Before Atwater saw that he had gone too far, he stood by Goodin's memo. On Monday he called it "no big deal" and "factually accurate." Like the police captain in Casablanca who was shocked that gambling was going on, Atwater professed astonishment that anyone could interpret the memo as a slur on Foley. Other Republicans who understood the memo's unmistakable meaning dissociated themselves, from George Bush on down. Even Congressman Vin Weber, a close friend of Gingrich's, called the memo an "abomination," pointing out that this had nothing to do with enforcing tough ethical standards and everything to do with "character assassination." By Tuesday, Atwater was backpedaling, saying he had not approved the memo: "I feel confident that if I had seen this, it would not have gone out." Atwater apologized to Foley; Gingrich also apologized and disavowed his aide's actions. Wednesday Goodin cleaned out his desk.
Democrats like Beryl Anthony of Arkansas contend that this is another episode in the "bad employee-good superior" political mud wrestling that Atwater perfected during the campaign. Staffers, encouraged by their bosses, go on the attack, then -- like a corps of civilian Ollie Norths -- take the blame and are publicly rebuked.
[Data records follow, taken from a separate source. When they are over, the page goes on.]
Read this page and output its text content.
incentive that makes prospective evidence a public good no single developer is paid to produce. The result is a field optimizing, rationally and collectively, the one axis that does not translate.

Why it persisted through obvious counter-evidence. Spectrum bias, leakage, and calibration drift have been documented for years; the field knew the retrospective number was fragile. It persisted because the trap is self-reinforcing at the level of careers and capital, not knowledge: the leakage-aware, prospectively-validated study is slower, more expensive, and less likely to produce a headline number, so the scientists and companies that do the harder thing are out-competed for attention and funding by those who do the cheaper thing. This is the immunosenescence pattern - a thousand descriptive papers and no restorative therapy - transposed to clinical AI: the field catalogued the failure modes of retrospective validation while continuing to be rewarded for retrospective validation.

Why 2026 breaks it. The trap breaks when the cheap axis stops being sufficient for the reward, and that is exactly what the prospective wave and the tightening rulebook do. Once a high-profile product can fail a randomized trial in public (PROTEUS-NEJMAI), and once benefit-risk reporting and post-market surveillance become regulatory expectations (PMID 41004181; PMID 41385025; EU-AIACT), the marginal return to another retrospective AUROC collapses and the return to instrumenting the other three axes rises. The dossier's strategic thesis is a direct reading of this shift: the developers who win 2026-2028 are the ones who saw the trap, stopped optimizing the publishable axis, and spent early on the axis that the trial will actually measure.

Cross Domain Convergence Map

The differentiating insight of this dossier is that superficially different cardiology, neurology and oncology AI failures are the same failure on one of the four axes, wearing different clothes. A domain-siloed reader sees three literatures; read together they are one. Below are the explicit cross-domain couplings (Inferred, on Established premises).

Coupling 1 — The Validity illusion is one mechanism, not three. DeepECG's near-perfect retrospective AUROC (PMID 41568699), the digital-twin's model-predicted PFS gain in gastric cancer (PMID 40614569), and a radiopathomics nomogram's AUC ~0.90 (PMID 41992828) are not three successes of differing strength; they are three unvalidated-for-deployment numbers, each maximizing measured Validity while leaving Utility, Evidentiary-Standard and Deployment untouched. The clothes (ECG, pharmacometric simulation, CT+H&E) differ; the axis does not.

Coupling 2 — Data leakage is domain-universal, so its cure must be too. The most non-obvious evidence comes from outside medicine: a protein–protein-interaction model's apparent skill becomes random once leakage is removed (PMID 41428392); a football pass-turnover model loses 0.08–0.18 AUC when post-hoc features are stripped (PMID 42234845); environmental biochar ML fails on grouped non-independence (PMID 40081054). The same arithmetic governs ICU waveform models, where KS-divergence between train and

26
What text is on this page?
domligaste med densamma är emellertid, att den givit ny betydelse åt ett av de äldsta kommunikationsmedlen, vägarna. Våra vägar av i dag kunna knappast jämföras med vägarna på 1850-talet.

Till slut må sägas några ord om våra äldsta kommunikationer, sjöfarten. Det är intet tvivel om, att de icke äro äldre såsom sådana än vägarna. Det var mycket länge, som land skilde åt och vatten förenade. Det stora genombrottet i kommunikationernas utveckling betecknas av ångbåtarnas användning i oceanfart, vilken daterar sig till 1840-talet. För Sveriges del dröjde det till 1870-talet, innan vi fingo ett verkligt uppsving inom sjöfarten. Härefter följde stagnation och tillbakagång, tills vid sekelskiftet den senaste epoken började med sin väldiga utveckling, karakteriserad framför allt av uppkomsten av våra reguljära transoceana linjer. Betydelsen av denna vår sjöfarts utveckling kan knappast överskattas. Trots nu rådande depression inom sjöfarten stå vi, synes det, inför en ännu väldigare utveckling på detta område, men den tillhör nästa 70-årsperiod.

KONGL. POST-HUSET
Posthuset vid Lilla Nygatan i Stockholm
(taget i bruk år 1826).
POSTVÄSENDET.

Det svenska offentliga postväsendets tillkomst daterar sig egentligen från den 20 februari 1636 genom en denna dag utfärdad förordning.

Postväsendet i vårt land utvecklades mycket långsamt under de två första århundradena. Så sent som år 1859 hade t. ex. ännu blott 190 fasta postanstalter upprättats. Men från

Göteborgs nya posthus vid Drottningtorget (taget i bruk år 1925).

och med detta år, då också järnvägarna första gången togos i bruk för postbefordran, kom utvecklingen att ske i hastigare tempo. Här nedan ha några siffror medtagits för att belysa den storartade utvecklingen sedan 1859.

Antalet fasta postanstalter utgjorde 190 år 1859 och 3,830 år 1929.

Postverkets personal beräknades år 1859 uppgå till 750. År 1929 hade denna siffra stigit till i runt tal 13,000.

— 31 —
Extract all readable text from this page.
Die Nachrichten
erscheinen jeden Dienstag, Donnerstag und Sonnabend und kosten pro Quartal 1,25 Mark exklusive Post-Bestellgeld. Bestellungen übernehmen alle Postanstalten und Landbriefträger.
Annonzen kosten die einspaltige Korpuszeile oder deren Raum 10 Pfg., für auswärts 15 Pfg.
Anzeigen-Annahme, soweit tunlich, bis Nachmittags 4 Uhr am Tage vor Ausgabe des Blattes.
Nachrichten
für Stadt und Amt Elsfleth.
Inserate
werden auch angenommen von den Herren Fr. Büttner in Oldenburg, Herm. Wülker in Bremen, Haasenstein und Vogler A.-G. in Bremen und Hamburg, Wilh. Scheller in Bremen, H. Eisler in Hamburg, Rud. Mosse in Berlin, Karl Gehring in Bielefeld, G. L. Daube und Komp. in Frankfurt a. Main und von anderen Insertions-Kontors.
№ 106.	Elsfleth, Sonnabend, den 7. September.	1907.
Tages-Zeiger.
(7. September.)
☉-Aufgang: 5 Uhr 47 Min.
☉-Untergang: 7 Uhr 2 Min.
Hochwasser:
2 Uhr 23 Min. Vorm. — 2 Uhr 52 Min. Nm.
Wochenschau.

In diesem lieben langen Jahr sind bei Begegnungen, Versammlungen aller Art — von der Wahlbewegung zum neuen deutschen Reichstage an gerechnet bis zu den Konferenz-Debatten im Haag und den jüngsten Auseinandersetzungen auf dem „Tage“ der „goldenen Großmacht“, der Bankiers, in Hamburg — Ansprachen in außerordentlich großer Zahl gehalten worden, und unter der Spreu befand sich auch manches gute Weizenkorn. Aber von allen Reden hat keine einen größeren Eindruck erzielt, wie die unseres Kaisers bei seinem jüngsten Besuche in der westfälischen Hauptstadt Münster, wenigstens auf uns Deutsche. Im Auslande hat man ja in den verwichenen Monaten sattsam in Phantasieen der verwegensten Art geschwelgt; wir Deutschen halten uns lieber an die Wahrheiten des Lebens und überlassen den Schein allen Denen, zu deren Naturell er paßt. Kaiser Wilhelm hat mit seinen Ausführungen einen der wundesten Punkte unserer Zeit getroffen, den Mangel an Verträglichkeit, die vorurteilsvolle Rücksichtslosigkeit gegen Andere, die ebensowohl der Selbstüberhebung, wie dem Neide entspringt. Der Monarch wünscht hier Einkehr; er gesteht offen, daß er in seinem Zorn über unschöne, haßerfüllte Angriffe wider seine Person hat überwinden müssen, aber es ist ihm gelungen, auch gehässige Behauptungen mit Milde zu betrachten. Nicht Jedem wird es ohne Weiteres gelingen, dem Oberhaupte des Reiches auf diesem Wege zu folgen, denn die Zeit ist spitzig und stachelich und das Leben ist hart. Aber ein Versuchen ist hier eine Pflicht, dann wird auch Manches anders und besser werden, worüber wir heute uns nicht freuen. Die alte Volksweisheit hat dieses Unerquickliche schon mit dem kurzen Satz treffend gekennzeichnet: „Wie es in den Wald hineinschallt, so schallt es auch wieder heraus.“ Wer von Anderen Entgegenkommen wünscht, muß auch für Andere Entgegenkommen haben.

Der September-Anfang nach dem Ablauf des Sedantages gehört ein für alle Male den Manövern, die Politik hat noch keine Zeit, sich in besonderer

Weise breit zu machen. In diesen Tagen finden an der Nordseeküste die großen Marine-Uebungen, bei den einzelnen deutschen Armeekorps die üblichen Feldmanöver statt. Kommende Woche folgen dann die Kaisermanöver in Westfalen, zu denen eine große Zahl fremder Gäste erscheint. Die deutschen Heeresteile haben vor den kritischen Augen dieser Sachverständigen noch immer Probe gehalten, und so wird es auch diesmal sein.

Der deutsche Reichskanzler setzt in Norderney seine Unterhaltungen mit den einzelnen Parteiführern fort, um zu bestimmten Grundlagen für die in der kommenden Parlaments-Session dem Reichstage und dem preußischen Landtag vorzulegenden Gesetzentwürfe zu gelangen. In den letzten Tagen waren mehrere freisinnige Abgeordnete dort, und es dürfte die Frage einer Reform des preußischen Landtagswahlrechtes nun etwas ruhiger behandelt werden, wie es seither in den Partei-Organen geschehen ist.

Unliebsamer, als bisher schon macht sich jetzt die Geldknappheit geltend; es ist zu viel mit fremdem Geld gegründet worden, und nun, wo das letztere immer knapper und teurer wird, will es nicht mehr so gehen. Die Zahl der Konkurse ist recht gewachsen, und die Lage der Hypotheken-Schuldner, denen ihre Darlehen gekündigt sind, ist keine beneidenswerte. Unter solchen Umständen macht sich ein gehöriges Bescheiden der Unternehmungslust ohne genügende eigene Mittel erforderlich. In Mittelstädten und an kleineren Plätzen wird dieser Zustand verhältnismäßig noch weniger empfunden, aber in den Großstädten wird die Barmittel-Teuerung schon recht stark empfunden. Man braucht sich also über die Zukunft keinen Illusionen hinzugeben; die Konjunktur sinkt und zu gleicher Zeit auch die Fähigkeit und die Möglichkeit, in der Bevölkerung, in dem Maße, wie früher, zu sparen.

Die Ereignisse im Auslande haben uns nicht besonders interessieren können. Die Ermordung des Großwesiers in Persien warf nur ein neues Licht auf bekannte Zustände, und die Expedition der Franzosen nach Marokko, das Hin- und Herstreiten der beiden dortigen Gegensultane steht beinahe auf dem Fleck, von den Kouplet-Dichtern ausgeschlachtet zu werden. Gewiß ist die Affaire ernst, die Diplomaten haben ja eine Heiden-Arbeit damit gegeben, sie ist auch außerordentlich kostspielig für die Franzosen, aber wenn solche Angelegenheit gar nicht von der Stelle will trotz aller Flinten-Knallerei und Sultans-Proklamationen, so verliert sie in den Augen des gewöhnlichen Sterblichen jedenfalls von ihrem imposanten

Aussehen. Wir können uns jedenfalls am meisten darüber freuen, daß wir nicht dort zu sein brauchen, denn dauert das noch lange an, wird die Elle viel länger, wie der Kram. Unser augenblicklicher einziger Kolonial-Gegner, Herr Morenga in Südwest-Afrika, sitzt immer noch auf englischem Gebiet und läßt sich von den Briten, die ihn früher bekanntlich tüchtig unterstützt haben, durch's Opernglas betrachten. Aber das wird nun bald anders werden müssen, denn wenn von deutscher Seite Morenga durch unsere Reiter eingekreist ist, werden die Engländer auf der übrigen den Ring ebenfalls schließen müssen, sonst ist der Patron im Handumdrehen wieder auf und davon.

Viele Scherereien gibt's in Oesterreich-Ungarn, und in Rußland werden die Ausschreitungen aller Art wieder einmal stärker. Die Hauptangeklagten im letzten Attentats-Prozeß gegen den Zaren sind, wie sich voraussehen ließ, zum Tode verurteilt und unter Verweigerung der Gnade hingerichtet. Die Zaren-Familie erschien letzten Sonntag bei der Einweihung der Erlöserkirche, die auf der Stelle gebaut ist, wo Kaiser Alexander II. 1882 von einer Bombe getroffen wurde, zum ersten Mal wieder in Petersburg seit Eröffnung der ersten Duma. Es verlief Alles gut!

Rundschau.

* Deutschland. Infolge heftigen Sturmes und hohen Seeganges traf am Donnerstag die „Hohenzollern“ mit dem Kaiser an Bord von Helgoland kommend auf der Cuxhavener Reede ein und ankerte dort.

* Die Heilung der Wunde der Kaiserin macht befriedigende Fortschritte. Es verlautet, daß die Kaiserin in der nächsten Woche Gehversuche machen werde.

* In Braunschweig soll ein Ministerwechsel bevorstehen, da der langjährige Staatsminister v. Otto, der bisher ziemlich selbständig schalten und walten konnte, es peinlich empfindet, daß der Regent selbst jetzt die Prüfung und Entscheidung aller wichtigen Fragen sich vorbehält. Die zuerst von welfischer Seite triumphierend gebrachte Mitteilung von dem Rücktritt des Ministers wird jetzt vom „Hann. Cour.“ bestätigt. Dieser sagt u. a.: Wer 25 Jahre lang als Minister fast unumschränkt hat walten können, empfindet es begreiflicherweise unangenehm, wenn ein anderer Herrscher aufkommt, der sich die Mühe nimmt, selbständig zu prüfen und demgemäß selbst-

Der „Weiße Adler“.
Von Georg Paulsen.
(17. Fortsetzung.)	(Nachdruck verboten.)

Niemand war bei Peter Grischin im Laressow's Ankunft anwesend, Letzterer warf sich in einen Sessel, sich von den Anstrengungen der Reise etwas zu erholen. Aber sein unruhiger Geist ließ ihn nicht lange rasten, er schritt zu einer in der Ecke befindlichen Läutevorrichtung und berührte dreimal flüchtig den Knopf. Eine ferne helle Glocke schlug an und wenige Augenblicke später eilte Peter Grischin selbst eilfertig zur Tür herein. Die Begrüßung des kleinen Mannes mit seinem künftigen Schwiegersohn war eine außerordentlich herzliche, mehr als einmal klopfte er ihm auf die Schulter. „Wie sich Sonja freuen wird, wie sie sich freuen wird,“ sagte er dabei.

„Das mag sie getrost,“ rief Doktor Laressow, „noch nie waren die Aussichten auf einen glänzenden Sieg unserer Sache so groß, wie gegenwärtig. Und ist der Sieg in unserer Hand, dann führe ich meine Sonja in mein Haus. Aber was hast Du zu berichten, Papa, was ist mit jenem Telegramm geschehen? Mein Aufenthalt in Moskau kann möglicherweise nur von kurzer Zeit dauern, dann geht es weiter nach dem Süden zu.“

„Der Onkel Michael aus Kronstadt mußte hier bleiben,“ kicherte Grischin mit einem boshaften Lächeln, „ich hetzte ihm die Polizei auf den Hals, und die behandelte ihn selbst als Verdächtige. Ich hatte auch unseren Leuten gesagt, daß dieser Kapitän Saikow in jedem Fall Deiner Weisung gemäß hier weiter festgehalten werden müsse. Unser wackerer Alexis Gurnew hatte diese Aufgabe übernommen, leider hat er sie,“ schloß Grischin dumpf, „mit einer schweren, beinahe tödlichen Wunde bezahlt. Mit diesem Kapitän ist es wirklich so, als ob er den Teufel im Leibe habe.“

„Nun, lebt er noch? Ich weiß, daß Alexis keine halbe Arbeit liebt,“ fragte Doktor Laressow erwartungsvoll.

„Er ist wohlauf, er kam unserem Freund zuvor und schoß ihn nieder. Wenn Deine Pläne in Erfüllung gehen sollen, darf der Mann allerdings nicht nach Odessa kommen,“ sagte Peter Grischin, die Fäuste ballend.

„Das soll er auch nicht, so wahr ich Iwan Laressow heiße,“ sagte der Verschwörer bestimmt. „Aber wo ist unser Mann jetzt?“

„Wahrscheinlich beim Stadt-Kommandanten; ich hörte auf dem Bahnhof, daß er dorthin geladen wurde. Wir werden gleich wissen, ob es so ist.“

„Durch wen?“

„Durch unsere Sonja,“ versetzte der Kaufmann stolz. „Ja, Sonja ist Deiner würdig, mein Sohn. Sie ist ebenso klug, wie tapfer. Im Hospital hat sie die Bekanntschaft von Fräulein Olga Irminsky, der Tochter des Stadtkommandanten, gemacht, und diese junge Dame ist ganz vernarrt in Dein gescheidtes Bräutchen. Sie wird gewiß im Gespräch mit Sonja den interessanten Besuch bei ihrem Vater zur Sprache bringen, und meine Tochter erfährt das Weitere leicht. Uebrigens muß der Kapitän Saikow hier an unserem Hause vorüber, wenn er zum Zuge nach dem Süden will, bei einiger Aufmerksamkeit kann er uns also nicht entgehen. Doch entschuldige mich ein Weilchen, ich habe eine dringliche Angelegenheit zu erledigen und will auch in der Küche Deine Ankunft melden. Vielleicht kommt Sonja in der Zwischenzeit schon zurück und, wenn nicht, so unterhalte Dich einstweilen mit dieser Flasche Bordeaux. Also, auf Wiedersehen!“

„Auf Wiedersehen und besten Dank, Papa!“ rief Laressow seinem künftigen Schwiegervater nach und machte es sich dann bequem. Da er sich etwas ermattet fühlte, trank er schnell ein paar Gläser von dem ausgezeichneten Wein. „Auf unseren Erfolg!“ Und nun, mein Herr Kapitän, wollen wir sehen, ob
The superiors apologize.
Yet by the time Atwater and Gingrich apologized, the rumor had achieved its purpose. Foley was forced to deny it both on national television and before a party caucus. One Democrat at the meeting said that all around him eyes were averted when Foley, married 20 years and with the bearing and rectitude of a parish priest, had to assure his colleagues he was not a homosexual.
Whether out of embarrassment or conciliation, Foley sought to downplay the incident, calling for an end to this "political Beirut." Barney Frank was less forgiving. Calling the story scurrilous, he warned Republicans, "If they don't cut the crap, something's going to happen, and I'm going to happen it." He knows of five top Republican officials who are homosexual, he says, adding, "My list will be accurate."
The Congress now stands as a paradox of Lord Acton's observation that power corrupts. Losing corrupts too; 35 years of rule by the majority Democrats has embittered congressional Republicans. Even the normally easygoing minority leader, Bob Michel, has toughened his tone, angering Democrats by calling their monopoly on power a "corrosive acid upon the restraints of stability and comity."
Foley is not letting personal attacks on him keep the House from cleaning up its mess; his first joint act with Michel was to ask for a tough ethics-reform package. Investigating Congressmen who abuse the public trust is the proper business of the House. Mudslinging is not.